Quello sbuffò. «Sai che mi sanguinano, quando fa freddo. Quando arrivi tu, poi, la temperatura si abbassa» cercò di fare un po’ di spirito.
La strega non lo guardò nemmeno, allontanandosi da loro.
«Ehi, Icy» la chiamò. «Penso che la megera licenzierà tua sorella; è in ritardo di nuovo»
Lei voltò il capo lentamente, assumendo un’espressione che quasi scalfiva il velo di indifferenza che era solita indossare. Sembrava un’occhiata quasi esasperata.
«Comunque, è stato un piacere, zuccherino» continuò, rivolgendosi a Bloom ed abbozzando uno strano inchino. «Potresti passare di qui più spesso»
Senz’altro.
La fata vide la figura di Icy allontanarsi sempre più, fino a che non divenne solo un pallido puntino in mezzo agli edifici ancora immersi nell’ombra di un Sole che tardava a fare la propria comparsa.
 
Tecna sospirò e svoltò l’angolo, seguita dalle altre. Ormai conosceva il ripostiglio dove venivano conservate scope e quant’altro, perciò fungeva da guida.
Due punizioni collezionate nel giro di qualche mese.
Spero che non influiscano sulla valutazione finale…
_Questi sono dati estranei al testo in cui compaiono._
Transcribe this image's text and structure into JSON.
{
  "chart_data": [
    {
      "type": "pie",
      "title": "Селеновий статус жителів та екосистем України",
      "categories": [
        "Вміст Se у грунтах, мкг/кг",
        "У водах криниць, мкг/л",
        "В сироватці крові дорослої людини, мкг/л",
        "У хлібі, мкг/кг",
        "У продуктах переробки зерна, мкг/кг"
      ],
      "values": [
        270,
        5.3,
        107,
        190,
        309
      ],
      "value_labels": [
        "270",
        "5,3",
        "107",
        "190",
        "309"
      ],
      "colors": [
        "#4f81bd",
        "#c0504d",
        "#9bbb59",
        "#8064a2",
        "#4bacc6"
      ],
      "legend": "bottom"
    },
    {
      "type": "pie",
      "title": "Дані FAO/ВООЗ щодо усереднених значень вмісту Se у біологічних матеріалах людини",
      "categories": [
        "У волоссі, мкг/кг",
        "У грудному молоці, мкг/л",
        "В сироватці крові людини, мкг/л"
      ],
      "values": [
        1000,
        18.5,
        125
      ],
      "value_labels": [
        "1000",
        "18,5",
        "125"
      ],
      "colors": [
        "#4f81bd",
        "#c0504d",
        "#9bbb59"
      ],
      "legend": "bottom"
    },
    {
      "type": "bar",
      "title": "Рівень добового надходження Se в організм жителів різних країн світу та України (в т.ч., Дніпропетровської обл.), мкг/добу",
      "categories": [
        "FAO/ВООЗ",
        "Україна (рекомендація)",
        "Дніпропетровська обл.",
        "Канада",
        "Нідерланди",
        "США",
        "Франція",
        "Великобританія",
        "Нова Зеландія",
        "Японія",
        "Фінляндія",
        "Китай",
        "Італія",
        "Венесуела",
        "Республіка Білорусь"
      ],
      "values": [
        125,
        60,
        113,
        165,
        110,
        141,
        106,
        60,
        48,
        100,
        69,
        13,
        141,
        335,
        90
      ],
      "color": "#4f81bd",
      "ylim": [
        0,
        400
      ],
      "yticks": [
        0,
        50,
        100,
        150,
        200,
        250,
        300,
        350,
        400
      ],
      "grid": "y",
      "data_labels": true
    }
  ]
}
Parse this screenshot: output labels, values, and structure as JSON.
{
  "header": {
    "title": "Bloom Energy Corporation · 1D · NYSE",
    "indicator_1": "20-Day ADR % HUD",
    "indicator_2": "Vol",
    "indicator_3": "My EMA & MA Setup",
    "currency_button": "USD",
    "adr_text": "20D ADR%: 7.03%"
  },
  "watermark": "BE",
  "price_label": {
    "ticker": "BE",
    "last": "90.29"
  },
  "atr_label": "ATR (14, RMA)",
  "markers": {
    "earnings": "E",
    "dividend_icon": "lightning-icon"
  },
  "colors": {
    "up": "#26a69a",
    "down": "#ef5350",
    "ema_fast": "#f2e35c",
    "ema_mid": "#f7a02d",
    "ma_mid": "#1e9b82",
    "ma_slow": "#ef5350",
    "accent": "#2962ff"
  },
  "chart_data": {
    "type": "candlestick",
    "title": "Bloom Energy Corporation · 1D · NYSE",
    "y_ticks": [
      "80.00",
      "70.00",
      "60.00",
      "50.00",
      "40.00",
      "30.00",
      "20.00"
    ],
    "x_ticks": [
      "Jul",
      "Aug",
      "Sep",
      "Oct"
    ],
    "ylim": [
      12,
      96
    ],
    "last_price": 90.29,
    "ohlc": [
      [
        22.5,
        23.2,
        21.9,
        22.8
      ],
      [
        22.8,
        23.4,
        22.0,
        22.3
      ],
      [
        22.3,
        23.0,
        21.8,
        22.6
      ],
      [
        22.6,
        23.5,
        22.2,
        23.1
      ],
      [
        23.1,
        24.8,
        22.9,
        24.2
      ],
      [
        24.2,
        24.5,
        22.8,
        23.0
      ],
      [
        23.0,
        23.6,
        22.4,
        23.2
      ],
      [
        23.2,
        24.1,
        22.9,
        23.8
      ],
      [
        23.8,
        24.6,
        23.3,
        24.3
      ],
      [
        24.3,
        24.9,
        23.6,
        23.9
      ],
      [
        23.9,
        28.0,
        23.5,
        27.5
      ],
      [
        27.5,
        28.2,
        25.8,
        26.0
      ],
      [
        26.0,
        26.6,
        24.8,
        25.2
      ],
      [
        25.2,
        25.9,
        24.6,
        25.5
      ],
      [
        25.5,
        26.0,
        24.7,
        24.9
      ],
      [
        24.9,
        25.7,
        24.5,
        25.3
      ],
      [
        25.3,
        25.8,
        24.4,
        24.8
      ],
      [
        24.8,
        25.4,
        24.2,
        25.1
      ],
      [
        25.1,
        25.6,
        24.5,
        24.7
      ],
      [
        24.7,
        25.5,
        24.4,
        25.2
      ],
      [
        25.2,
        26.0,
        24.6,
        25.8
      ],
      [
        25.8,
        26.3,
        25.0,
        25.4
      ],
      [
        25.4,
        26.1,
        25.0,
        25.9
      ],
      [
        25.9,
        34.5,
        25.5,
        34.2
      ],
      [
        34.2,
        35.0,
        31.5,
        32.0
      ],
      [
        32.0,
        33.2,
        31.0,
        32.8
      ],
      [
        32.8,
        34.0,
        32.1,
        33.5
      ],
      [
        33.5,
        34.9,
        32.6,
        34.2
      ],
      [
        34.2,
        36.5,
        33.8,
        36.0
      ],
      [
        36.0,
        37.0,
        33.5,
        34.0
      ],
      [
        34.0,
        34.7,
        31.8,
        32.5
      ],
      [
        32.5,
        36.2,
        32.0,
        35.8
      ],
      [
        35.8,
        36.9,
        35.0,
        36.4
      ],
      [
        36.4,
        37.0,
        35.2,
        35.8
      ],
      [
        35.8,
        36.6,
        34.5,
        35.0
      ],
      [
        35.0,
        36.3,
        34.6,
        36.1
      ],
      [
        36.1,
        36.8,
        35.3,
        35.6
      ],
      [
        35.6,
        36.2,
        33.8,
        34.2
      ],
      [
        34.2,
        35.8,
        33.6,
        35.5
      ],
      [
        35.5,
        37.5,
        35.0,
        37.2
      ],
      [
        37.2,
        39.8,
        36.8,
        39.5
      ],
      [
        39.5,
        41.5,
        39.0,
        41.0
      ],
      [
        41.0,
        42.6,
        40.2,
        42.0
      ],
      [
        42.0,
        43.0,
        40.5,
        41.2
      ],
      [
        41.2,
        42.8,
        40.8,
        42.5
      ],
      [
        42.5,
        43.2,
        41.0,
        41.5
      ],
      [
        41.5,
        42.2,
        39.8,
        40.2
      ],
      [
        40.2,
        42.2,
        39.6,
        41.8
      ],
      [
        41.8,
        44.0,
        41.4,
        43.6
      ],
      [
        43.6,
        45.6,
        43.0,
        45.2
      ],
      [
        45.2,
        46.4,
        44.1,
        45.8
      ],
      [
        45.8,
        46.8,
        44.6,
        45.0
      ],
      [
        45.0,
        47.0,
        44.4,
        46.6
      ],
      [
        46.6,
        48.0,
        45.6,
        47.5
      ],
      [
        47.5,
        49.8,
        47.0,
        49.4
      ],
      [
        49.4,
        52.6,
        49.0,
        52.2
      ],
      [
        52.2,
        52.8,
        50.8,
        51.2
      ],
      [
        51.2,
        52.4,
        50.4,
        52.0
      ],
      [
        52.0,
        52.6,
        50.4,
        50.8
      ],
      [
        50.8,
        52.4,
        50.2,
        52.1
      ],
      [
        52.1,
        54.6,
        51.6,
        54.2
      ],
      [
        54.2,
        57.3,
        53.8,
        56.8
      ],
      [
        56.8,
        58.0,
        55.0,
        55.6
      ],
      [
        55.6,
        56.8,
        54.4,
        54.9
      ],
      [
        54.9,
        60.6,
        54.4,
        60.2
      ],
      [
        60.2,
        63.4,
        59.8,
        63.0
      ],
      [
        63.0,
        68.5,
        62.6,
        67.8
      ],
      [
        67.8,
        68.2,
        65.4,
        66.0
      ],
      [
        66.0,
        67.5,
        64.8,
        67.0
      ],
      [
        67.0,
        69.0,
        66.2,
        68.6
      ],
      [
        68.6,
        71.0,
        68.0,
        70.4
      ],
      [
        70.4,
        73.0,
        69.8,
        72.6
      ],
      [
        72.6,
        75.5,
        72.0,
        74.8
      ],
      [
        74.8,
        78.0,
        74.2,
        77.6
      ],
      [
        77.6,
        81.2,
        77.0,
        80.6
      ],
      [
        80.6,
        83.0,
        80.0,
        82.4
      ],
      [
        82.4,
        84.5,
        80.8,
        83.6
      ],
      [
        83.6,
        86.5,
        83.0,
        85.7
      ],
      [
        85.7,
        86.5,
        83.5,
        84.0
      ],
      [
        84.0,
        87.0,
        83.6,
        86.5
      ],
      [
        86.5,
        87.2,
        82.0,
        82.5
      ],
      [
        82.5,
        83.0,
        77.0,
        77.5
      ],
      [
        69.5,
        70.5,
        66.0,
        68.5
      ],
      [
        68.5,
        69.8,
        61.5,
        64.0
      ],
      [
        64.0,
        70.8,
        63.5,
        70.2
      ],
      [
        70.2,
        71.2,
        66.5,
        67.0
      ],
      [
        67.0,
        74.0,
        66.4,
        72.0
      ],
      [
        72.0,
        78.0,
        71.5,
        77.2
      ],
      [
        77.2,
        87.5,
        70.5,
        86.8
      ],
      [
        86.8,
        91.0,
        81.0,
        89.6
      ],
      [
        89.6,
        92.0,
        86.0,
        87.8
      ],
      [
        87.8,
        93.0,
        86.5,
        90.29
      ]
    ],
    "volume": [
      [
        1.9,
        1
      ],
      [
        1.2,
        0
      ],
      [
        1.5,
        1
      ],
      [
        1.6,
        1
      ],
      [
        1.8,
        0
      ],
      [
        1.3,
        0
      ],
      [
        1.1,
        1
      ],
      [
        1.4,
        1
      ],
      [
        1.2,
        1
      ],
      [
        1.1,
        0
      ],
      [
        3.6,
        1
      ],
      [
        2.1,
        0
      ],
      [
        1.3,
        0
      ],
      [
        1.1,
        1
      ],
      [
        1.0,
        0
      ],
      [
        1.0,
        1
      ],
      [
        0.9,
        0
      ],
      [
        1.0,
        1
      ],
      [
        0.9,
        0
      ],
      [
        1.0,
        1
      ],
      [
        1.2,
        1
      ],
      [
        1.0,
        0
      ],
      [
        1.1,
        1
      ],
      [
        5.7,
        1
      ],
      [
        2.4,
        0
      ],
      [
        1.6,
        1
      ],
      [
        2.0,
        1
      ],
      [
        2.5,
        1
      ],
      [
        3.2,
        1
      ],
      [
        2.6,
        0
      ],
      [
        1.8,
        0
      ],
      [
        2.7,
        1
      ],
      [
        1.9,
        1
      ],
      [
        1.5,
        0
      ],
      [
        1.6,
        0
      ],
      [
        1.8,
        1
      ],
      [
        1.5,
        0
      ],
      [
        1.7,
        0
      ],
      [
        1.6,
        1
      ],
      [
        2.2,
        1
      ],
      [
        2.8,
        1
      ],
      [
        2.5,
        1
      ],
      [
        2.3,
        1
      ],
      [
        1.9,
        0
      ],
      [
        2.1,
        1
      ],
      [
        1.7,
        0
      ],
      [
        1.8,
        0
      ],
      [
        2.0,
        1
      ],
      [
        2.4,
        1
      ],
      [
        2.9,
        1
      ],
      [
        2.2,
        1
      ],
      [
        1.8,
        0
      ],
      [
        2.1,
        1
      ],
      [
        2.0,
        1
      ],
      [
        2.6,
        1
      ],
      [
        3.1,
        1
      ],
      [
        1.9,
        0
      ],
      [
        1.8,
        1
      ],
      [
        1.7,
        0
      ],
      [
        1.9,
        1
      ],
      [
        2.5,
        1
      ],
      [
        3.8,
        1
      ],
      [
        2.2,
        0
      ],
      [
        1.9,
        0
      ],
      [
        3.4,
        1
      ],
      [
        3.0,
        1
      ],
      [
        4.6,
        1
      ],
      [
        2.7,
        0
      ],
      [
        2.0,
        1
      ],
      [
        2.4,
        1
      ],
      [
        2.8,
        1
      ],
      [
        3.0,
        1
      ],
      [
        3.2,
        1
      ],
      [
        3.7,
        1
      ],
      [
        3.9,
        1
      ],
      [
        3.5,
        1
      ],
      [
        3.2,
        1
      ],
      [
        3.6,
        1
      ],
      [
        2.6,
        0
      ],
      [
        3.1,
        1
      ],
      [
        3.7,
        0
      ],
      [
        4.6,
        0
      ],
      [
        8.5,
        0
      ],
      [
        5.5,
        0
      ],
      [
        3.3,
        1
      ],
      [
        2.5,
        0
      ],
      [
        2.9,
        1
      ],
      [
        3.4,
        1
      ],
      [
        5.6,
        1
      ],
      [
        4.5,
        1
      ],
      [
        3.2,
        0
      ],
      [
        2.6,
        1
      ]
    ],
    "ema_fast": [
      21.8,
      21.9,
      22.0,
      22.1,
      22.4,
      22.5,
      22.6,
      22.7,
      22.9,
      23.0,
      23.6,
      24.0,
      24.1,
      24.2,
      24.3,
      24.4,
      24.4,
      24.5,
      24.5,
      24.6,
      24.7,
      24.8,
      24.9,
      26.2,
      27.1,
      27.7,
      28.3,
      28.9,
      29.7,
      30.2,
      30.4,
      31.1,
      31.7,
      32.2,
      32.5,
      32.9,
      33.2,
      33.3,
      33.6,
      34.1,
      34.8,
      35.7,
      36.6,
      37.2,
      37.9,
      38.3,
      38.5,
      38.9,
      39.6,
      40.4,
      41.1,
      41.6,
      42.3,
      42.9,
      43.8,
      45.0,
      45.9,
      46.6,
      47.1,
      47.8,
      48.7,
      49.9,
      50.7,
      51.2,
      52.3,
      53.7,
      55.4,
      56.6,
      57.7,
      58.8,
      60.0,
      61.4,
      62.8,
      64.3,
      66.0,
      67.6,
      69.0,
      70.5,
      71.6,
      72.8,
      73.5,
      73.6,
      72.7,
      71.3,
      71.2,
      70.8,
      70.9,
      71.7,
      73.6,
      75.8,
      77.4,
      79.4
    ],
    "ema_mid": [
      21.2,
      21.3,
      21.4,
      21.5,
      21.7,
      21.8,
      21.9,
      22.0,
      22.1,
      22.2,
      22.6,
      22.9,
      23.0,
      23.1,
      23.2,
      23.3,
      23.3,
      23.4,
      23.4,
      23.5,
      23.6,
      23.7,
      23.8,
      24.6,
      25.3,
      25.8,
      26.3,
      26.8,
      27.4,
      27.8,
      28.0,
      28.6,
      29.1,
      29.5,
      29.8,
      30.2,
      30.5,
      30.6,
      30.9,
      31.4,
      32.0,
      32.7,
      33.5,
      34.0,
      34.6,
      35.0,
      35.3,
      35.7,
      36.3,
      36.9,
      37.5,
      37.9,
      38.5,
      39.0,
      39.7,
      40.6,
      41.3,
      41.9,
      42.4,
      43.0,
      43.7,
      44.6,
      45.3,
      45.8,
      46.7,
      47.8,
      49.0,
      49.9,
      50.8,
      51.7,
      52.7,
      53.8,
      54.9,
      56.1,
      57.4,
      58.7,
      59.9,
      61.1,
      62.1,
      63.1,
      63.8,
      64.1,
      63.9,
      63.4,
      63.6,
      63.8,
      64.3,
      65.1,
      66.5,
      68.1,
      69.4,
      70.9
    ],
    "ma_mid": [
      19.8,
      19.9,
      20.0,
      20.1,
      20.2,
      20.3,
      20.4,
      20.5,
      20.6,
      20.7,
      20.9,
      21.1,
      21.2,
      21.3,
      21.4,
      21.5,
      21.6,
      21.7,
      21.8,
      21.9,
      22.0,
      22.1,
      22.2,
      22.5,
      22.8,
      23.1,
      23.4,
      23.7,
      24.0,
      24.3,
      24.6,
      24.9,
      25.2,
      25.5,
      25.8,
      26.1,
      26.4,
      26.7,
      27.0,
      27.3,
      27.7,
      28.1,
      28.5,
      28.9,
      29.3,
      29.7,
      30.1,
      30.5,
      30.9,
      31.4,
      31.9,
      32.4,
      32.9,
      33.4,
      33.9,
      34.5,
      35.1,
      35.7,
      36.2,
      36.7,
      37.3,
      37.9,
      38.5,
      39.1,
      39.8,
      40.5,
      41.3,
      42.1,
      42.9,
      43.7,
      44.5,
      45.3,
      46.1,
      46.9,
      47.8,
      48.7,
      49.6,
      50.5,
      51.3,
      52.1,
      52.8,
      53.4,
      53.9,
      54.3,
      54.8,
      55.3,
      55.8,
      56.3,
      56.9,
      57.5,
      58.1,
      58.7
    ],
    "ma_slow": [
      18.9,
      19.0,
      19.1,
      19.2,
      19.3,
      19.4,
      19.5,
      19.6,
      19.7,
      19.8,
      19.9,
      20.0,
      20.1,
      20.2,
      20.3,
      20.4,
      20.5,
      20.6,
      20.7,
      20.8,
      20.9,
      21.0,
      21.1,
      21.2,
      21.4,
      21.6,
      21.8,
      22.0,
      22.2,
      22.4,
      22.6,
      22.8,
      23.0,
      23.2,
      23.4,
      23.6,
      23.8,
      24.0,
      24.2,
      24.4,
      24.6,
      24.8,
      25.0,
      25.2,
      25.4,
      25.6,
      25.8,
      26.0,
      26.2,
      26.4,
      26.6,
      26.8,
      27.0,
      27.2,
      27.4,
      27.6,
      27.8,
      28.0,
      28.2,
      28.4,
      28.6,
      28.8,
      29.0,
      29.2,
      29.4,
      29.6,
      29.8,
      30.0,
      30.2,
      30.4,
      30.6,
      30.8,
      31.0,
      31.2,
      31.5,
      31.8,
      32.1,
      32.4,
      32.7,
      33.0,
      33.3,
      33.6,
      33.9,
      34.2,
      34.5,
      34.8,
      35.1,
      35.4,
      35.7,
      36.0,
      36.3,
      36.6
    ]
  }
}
«Che esagerata… alla fine non le abbiamo detto niente perché non c’era tempo. Sì, insomma…» sbuffò Musa. «E poi punire anche Looma mi sembra un’idiozia. Dopotutto lei non ha chissà quale colpa»
La diretta interessata abbozzò un sorriso, prendendo una scopa tra le mani. «Mi piace pulire e fare ordine… anche se non l’ho mai fatto, senza magia»
«A proposito di pulire… che fine ha fatto lo stanzone sotto Fonterossa che abbiamo usato per la festa?» chiese Bloom.
«Oh, non ci ho proprio pensato… non lo so. Non ne ho più parlato con i ragazzi, ma magari lo possiamo riutilizzare» considerò Looma. «Per ritrovarci tutti insieme»
«Ma questa volta niente feste o mostri, eh?» fece la fata del fuoco. «Potremmo usare i passaggi che collegano le tre scuole. Sarebbe un’idea carina»
«Per intanto penso che dovremmo occuparci di ramazze e sapone. Immagino sarà necessario spartirsi le aree di cui ci occuperemo» fece Tecna, chinandosi per afferrare un secchio. «Siamo in sei, perciò due potrebbero occuparsi dell’ala est, due della ovest e le ultime del cortile»
«Io in cortile!» esclamò subito Stella. «Almeno oggi c’è il Sole»
«Allora io nell’ala ovest, lontano da luci e rumori» borbottò Musa.
Bloom rise. «Davvero vuoi occuparti dei dormitori?»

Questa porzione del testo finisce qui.